First impressions are extremely favourable: this is a superb looking smartphone with strong lines and a gorgeous screen.
BlackBerry handsets traditionally come with leatherette cases in which to store your precious gem – the Bold meanwhile has a leatherette back, into which is set the 2Mp camera and video capture unit. There's space enough to emboss this with a discreet BlackBerry logo – we’re sure it was no coincidence that Apple also has a central distinctive silver logo on the back of its iPhone.
Design comparisons with the iPhone are unfair, however: the Bold is said to have been in the planning stages for three years and it more closely resembles smartphones from HTC and Motorola than it does Apple's iPhone.

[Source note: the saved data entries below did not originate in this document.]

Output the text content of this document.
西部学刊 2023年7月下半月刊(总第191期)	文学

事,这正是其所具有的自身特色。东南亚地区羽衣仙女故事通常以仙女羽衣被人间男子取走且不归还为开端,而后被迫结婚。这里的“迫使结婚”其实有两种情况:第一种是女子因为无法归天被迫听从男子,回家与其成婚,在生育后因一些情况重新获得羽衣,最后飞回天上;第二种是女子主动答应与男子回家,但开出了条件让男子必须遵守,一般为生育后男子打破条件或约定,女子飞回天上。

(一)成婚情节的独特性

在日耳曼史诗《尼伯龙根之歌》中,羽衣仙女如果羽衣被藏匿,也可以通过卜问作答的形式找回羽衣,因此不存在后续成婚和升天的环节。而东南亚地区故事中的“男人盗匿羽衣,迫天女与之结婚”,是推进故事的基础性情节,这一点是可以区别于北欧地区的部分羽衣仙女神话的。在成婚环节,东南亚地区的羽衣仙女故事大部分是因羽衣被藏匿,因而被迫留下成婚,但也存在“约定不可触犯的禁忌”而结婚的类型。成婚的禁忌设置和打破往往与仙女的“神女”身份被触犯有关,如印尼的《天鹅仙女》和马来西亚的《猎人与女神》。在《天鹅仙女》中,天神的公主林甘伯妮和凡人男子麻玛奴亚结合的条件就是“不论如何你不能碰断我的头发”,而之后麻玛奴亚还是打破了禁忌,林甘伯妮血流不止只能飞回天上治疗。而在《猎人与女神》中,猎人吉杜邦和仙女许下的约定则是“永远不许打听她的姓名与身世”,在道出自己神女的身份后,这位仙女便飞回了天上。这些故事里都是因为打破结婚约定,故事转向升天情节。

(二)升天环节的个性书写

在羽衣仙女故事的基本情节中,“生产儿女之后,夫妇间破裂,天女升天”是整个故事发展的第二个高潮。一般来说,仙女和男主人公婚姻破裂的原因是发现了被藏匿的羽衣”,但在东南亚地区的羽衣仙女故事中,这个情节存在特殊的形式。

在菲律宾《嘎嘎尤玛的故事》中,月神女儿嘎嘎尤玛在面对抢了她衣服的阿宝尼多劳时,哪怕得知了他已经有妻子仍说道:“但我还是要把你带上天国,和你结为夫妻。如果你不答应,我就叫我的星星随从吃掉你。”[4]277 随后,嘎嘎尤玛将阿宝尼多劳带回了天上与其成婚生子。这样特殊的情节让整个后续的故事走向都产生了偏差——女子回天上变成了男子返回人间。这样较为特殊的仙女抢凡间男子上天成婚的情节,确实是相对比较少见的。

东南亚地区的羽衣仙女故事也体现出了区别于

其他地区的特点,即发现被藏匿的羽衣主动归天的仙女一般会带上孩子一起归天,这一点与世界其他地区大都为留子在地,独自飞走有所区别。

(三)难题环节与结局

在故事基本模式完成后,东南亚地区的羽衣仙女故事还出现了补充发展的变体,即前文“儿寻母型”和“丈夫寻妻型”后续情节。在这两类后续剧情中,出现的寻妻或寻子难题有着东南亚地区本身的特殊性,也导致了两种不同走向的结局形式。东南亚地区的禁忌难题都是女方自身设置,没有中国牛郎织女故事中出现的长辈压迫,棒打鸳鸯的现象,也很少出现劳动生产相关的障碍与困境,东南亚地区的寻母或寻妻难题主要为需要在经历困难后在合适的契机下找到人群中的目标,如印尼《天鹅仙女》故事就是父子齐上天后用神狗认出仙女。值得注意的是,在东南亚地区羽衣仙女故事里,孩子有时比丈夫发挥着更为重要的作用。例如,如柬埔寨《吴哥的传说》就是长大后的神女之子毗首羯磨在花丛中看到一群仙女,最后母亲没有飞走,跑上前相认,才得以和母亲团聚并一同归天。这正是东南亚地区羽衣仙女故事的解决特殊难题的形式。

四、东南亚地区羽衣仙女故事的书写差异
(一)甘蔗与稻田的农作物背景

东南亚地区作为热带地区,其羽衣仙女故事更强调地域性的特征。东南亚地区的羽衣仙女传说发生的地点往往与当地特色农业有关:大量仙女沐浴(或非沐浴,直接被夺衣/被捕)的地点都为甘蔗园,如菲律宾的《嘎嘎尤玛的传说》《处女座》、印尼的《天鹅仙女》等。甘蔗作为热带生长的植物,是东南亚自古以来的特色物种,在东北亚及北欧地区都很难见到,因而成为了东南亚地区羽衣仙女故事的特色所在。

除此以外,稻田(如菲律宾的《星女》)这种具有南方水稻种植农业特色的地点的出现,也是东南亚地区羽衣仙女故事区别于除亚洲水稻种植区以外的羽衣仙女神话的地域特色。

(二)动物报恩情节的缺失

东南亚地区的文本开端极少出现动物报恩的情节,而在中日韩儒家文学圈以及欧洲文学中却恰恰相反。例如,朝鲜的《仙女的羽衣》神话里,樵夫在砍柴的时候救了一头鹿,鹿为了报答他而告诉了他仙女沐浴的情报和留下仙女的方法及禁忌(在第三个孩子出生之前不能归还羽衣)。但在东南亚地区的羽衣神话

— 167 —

A broad, flat handset that nonetheless fits comfortably in the palm, it's noticeably heavier than other BlackBerry handsets, but has a cleaner, more modern look. This is helped by the fact that there's a smart silver magnesium-alloy trim around the Bold's circumference with silver lines separating each line of keys on its full Qwerty keypad. These 'frets' between the rows of keys help distinguish between them – a device that Bold’s designer borrowed from the guitar (though we think RIM's reference to the keys being on a musical stave is stretching the analogy somewhat).